Когда я уезжала из Москвы на фронт, Д. Б. сказал на прощанье: «Храни тебя Бог». Он не заметил, что говорил, был расстроен и вдруг старчески суетлив. А в Генштабе юноша с орденом Красной Звезды (о нем говорили: «Он из тех, кто грудью прикроет блиндаж»), зная, что такое война, простился: «Благословляю вас», — и сразу стал не посторонним. Вроде пробились древние, из глубины времени слова.
Он томится, как с похмелья, и разом оживает, встряхивается, когда снова — дело, риск, идти ему в разведку. И опять пока что проходу не даст сколько-то пригожей бабенке, чтобы не ущипнуть, не притиснуть.
— Ох ты, пятух! — заругалась на него одна. — Одно слово — командир. Тебя надо скастрировать, чтоб ты тут не задирал всех.
Еще одна памятка немецкого солдата: «У тебя нет сердца, нервов, на войне они не нужны. Убивай всякого русского, советского, не останавливайся, если перед тобою старик или женщина, девочка или мальчик — убивай...»
Решение исполкома райсовета:
«Обязать председателей с/советов строго контролировать установленные дни и часы отдыха для лошадей, не допуская случая переутомления их. Считать обязательным отдых для лошадей 3 часа в обеденный перерыв и по одному часу в дообеденный и послеобеденный период работы. Через каждые шесть дней предоставлять 1 день отдыха, а более слабым лошадям через 4 дня. Запретить работу на лошадях с травматическими повреждениями».

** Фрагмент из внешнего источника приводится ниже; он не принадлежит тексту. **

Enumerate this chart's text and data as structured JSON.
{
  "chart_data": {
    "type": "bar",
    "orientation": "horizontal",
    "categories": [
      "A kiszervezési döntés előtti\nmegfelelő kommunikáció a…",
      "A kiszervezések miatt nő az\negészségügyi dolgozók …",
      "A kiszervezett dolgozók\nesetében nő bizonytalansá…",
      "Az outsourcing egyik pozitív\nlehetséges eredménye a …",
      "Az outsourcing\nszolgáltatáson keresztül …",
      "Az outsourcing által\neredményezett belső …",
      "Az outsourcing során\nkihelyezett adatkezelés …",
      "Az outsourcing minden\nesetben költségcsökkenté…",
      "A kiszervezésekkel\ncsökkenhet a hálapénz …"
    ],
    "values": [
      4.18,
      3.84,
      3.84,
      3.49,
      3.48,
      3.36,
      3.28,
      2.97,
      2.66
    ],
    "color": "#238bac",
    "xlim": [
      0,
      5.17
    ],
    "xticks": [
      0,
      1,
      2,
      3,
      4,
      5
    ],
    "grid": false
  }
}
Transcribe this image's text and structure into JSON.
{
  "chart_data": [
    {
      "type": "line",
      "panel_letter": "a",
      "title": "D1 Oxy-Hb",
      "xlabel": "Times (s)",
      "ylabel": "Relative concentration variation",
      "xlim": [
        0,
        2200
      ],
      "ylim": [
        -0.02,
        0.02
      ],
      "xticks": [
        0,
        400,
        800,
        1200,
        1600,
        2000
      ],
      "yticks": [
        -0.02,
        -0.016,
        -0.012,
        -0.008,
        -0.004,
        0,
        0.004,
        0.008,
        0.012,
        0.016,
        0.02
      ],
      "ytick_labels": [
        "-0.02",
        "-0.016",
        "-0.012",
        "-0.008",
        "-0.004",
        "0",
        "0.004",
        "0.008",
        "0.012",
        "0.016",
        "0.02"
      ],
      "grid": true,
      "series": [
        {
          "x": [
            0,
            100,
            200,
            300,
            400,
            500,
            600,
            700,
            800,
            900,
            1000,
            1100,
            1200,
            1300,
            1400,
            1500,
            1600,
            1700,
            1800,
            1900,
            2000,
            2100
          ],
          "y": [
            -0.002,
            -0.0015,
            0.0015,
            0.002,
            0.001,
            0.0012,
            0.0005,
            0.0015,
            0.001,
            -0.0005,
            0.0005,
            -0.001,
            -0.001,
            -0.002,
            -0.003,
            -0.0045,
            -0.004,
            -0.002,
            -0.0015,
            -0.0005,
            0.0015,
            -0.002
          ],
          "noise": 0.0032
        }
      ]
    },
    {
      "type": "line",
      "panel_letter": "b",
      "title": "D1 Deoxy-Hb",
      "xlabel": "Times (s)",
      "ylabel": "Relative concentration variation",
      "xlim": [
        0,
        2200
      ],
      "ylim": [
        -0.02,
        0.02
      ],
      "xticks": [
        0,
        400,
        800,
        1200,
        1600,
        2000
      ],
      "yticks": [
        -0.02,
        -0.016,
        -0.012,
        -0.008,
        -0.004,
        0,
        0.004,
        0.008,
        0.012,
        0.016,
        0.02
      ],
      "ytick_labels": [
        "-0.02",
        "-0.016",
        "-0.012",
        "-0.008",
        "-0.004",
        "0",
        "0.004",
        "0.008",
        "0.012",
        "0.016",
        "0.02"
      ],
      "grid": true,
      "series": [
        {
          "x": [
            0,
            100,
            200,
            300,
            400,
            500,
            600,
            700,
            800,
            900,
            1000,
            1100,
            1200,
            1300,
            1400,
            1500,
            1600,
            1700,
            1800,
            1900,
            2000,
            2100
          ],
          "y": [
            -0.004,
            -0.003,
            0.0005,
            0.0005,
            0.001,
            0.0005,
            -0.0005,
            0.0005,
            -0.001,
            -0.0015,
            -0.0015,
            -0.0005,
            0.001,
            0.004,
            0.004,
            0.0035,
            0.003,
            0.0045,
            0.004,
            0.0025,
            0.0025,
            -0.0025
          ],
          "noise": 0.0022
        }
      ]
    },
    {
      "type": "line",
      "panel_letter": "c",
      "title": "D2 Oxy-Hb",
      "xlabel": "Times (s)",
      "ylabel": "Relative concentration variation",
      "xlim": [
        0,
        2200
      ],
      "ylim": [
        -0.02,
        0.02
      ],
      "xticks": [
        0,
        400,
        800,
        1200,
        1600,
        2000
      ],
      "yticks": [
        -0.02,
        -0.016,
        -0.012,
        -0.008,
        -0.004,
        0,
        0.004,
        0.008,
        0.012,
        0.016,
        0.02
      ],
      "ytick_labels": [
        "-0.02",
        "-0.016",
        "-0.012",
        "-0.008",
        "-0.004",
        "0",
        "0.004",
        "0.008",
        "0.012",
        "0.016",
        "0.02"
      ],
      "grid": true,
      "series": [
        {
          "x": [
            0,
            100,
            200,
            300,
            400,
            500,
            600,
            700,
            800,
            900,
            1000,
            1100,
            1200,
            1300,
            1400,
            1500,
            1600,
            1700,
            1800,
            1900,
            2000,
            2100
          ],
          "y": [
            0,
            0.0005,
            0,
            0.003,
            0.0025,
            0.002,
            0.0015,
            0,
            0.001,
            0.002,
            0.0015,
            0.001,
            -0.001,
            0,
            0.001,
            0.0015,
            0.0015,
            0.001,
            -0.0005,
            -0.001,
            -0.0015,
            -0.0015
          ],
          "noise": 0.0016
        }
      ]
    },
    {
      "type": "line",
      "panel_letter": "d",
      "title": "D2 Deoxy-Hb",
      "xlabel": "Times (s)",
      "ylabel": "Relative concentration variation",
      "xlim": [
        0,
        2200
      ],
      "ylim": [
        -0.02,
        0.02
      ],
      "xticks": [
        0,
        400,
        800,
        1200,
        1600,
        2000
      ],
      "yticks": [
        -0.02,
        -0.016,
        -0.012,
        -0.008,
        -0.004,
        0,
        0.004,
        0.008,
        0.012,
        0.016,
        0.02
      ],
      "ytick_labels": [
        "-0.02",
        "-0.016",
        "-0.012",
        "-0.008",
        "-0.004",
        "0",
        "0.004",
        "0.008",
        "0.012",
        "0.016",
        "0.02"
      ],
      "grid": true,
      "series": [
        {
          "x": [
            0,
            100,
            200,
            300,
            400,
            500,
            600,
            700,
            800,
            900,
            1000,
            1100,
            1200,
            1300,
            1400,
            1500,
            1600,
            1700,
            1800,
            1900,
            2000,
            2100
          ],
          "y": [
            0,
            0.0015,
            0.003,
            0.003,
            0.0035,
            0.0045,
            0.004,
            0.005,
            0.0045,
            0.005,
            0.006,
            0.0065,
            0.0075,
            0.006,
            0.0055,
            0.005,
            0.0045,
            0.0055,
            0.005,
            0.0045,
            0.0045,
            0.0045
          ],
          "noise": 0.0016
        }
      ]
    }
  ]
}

Кто-то съездивший в Москву завез билетик метро, билетик бережно пошел по рукам. Каждый молча подержит, проглотит задавленный вздох о заманчивой мирной жизни, передаст подержать другому.
Сожженная деревня Залазня. Одни трубы. Здесь зимой немцы учинили расправу за связь с партизанами. Всех жителей выгнали из домов, заставили лечь на снег лицом вниз и расстреливали из автоматов. Команда поджигателей запаливала дома. Семья Сапеловых. Девочка шести лет, тоже лицом в снег. «Холодно». Мать ладонь положила ей под лицо. Бабушка легла на девочку и прикрыла своим телом. Бабушка убита первой же очередью. Брат, раненый, поднимается в полный рост. Убит. Мать ранена четырьмя пулями, но жива. Девочка под мертвой бабушкой жива, понимает, что нельзя шевельнуться, лижет матери ладонь, а мать, истекая кровью, не переставая шевелит пальцами — дает знать дочери, что та не одна. Так они лежат несколько часов.
Их спасли и спрятали у себя жители соседней деревни — парнишки и женщины, они пробрались сюда, когда стемнело.
Старая наша газета, годичной давности — «27 июня 1941. Наступит день, когда мы вместе пройдем по всему континенту. И тогда у могил тех, кто пал в бою, и на разоренных землях тех, кто остался в живых, мы вновь посвятим себя делу социалистического строительства...»
И неожиданная подпись: епископ Кентерберийскии.
О чем говорят, когда немец не стреляет? Говорят, конечно, о любви. Но охотнее всего слушается какая-нибудь веселая, смешная, пусть и нелепая история. В цене балагуры, острое словцо, шутка.
Вчера один солдат развлекал рассказом:
Старик выпил флакон одеколона. Пришел на скотный двор, Жара. Одеколон из старика испаряется. «Уйди, дед, дрянью какой-то от тебя несет». — «Дрянью? Ты пойди, дурак, понюхай: барыней от меня, дурак, пахнет».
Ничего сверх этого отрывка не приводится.